The mighty Mississippi River delta, Louisiana North America’s third largest river, serves the largest drainage basin in the continent and the fourth largest in the world. The watershed stretches between the Allegheny Mountains in the east to the Rocky Mountains in the west and contains parts of 31 states as well as two Canadian provinces.
According to the National Park Service, at the Mississippi’s source at Lake Itasca, Minnesota the average flow rate is 6 cubic feet per second. Downstream about 2,300 miles the flow rate in New Orleans is reported to be 600,000 cubic feet per second. To illustrate the flow rates, they offer that at Lake Itasca it would take 10 minutes for one semi-trailer of water to flow out of the lake into the Mississippi. At New Orleans, the equivalent of 166 semi-trailers of water flow past Algiers Point each second.

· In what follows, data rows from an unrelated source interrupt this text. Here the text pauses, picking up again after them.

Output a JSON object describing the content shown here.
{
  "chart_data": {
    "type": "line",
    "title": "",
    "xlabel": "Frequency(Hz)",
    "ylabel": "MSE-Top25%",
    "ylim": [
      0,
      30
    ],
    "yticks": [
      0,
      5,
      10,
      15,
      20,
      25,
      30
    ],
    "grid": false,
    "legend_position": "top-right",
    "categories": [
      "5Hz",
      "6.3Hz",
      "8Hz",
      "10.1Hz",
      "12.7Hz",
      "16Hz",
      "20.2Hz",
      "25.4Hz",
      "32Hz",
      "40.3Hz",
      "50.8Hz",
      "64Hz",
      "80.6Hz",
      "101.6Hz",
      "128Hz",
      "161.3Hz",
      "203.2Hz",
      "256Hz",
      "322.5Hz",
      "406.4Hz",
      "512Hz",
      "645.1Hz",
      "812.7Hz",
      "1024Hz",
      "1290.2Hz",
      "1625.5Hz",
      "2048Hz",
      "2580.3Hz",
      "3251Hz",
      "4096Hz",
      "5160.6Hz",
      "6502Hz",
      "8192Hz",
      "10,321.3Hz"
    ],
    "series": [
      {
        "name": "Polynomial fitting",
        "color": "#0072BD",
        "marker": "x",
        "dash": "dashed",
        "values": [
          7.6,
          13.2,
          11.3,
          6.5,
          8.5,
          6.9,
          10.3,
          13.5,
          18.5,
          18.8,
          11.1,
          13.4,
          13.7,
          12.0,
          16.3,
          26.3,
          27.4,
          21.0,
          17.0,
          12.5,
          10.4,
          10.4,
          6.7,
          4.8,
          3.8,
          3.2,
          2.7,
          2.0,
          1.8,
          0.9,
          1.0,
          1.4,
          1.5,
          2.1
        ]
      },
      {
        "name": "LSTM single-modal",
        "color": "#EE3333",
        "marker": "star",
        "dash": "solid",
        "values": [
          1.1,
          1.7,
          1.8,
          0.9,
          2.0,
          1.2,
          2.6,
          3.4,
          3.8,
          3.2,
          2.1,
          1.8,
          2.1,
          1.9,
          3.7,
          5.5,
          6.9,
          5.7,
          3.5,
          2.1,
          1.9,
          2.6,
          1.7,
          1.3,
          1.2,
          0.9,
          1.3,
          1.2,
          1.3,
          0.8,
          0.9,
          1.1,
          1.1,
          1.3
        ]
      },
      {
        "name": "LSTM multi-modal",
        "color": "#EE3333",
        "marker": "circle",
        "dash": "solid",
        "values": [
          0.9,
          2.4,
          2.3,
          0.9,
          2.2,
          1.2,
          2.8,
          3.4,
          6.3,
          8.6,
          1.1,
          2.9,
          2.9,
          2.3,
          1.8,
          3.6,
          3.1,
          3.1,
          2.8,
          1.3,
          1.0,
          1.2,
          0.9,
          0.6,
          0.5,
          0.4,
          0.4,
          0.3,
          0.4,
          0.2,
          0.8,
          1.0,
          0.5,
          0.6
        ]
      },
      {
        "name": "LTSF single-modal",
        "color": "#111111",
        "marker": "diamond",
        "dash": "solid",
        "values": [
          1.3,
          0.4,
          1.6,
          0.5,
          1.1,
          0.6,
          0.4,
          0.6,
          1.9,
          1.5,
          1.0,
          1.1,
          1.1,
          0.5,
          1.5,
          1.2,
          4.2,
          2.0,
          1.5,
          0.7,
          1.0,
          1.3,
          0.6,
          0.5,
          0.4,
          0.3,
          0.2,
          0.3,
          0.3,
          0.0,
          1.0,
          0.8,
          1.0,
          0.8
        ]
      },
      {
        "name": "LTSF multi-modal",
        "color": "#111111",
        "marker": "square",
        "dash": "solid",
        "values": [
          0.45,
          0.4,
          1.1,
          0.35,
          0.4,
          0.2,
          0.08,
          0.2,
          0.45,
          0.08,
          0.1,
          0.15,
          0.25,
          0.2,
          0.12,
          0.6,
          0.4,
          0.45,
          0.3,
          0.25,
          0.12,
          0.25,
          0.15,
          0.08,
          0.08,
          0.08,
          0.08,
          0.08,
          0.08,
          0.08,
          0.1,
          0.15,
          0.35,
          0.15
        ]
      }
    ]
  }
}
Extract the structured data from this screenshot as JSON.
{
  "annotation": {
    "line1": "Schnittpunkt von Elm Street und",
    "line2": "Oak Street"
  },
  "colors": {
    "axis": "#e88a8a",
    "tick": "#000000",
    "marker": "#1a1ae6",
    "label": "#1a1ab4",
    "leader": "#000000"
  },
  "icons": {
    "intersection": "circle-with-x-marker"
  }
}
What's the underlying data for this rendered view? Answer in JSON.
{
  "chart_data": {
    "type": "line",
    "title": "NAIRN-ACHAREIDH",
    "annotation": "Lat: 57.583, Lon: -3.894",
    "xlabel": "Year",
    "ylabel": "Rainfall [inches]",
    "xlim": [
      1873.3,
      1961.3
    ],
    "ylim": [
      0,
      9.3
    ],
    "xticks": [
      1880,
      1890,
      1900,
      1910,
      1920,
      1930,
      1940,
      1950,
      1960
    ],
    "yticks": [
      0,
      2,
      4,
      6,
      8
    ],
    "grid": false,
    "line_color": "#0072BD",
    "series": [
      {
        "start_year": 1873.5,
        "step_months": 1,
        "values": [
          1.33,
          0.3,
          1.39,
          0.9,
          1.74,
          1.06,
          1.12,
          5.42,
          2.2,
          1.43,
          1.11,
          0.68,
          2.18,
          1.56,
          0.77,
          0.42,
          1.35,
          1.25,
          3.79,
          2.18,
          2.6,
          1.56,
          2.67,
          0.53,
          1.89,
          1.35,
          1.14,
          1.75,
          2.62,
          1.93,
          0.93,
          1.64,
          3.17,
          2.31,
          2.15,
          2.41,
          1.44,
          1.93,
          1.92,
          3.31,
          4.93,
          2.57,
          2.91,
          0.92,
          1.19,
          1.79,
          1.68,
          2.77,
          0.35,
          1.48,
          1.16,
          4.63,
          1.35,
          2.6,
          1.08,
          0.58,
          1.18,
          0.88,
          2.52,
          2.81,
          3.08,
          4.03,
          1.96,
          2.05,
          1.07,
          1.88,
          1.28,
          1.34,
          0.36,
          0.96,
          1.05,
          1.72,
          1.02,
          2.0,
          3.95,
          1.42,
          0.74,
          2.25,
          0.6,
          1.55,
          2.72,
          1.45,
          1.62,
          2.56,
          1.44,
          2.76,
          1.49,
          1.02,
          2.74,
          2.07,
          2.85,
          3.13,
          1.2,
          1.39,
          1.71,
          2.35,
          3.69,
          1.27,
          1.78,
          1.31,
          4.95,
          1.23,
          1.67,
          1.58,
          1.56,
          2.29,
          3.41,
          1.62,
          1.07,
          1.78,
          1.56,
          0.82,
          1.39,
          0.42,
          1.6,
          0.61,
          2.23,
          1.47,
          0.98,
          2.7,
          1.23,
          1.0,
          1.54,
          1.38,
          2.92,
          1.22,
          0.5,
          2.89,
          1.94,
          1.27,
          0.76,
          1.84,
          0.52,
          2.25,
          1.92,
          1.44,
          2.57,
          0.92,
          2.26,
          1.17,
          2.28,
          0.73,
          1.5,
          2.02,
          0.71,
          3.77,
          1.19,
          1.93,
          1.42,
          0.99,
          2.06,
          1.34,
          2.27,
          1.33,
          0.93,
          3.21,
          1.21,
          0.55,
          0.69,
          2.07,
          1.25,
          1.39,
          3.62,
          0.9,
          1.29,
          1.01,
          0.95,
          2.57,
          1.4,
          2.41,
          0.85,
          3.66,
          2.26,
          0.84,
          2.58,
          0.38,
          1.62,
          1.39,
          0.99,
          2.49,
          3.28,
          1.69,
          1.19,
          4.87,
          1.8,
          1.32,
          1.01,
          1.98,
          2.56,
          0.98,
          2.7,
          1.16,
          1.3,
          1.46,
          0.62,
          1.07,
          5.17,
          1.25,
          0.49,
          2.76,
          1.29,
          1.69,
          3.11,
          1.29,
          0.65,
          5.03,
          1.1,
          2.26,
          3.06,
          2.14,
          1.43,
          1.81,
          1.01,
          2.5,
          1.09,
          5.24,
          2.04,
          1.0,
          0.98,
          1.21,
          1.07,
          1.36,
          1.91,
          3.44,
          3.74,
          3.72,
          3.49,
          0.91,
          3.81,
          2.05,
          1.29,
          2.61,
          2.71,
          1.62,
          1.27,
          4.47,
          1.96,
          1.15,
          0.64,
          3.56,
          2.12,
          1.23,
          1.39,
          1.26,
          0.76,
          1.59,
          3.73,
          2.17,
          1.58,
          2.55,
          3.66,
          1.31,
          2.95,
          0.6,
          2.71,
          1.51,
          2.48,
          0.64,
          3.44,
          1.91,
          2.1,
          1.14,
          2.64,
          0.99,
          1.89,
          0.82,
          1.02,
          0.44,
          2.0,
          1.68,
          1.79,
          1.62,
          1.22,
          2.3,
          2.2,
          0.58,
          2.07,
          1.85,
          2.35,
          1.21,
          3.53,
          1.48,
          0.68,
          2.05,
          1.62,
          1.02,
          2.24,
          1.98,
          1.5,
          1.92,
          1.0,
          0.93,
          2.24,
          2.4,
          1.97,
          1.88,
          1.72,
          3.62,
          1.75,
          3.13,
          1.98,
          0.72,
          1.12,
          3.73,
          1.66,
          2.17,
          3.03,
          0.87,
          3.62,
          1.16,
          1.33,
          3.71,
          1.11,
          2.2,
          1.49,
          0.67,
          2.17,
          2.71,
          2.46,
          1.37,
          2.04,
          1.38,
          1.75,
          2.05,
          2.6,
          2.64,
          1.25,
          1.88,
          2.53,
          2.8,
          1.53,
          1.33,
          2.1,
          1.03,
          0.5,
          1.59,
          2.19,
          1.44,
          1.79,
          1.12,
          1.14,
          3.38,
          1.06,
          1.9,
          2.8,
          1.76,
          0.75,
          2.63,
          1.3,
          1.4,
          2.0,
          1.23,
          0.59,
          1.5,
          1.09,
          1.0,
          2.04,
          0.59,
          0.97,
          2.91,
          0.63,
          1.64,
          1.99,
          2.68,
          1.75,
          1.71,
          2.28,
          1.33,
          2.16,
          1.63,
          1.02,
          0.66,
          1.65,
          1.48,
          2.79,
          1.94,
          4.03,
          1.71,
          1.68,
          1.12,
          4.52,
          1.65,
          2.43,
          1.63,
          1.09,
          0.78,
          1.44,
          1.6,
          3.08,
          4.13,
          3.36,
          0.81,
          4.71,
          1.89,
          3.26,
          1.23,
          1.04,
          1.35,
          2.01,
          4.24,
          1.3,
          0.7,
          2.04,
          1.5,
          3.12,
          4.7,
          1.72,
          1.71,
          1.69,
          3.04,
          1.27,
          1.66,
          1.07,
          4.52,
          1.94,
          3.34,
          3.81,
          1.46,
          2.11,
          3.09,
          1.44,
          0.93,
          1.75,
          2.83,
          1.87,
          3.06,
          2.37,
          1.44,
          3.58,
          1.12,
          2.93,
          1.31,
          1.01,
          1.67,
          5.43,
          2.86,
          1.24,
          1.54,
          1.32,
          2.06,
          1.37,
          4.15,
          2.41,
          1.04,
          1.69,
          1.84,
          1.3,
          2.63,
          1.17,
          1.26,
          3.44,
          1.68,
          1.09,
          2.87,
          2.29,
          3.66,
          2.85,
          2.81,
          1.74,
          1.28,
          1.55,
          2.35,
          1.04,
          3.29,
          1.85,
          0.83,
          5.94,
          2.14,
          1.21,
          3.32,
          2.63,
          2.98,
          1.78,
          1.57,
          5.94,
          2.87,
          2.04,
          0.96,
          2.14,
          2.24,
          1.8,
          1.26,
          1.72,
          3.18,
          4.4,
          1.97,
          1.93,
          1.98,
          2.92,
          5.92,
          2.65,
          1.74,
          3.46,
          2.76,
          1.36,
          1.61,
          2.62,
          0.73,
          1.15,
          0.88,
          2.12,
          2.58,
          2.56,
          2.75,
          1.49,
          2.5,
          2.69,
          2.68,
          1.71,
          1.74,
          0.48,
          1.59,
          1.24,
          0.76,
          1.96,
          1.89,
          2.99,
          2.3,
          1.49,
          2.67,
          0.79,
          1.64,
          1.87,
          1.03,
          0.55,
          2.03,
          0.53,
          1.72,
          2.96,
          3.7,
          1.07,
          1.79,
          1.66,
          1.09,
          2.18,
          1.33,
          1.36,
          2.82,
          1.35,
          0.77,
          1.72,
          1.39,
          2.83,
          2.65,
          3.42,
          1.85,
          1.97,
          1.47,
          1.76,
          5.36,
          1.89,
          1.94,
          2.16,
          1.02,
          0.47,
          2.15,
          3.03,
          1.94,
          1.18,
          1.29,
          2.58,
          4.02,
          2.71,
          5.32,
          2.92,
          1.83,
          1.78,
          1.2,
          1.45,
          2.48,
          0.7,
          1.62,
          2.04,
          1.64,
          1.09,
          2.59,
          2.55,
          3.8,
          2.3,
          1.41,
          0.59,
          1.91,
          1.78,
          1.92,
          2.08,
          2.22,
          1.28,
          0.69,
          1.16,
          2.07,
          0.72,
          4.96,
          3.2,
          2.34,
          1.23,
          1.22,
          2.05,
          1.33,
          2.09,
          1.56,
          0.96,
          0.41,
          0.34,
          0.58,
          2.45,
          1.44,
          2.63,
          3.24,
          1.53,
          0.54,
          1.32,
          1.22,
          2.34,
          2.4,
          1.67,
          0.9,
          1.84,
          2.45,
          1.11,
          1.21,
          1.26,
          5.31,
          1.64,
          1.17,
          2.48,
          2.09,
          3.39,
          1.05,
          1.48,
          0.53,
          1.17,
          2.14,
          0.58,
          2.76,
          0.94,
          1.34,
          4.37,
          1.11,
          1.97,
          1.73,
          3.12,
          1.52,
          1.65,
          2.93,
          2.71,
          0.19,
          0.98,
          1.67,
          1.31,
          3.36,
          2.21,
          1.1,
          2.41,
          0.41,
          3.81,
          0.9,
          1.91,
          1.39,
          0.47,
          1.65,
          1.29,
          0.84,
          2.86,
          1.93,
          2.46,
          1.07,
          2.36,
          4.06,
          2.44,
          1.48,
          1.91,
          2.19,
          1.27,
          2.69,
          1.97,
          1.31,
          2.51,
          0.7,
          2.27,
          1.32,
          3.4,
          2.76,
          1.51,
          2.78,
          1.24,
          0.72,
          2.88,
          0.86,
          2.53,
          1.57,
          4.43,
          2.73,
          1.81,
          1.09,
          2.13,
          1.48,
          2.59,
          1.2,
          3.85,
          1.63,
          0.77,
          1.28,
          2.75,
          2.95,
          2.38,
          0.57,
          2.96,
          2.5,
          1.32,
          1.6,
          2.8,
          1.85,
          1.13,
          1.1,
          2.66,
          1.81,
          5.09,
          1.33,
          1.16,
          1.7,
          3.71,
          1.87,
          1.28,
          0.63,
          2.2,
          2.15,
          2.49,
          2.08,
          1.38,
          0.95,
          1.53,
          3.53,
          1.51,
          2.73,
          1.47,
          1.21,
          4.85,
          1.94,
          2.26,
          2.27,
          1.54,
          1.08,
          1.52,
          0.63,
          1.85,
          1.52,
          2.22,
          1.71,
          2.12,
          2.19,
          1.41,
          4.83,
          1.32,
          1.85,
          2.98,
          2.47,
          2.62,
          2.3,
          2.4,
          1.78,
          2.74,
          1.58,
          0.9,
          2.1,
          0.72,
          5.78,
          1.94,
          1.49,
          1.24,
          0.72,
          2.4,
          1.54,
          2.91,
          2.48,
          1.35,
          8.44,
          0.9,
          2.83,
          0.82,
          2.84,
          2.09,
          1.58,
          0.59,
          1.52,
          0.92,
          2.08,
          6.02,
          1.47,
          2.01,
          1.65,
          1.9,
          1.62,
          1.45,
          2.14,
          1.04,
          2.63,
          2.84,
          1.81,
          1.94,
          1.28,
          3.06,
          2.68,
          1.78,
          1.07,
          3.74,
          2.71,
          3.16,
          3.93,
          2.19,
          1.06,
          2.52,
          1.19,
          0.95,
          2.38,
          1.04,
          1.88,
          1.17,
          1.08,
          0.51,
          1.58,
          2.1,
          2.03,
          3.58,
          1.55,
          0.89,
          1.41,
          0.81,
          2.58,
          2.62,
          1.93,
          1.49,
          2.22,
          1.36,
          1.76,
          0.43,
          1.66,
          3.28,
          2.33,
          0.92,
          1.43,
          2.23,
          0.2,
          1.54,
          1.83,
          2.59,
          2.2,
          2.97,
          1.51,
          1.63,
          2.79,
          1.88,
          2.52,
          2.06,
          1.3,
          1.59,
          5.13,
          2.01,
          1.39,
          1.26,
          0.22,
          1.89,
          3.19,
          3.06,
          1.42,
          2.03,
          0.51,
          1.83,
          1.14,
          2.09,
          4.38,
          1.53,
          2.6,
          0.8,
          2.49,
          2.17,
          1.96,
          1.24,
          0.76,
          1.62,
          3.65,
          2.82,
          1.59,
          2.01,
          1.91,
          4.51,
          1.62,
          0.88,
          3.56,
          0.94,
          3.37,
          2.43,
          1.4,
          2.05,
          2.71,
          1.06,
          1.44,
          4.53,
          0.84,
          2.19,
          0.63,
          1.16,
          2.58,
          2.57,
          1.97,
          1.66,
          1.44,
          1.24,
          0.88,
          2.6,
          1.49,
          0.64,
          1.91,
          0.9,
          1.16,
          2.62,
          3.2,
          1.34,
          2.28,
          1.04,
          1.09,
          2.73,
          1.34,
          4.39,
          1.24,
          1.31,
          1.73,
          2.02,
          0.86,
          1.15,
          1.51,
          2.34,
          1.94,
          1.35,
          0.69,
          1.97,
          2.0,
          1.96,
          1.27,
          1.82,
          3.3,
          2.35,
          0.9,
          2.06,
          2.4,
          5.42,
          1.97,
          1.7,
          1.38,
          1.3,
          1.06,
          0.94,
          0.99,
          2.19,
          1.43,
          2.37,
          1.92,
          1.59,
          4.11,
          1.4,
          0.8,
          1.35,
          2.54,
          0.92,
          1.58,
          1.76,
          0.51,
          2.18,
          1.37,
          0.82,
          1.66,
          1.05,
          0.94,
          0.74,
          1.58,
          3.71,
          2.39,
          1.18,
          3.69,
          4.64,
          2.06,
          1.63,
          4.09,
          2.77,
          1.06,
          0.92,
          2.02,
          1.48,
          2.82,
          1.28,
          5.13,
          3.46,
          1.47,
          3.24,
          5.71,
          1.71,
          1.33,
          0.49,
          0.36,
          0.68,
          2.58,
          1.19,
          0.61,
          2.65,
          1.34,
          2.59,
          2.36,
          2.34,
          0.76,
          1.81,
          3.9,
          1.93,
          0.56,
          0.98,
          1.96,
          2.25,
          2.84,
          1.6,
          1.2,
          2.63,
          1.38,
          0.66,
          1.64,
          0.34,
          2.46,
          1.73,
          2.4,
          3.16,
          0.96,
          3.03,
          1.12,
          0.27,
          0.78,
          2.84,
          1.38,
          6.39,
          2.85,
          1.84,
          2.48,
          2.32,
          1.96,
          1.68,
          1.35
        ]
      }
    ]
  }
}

The Mississippi River terminates in a broad delta in southeastern Louisiana. The waters, which have collected large amount of sediment, flow into the Gulf of Mexico. It has been estimated that the river carries approximately 550 million metric tonnes (550 million tons) of sediment into the Gulf annually.
The Moderate Resolution Imaging Spectroradiometer (MODIS) aboard NASA’s Terra satellite captured this true-color image of the Mississippi River Delta on December 20, 2015. A milky-tan plume of sediment flows from the Mississippi into the Gulf of Mexico. Bright tan sediment is also found clinging to the marshlands near Barataria Bay and Bay Batiste in the western section of the image. Smaller amount of sediment lines most of the coastline and Lake Pontchartrain appears to be heavily discolored by sediment.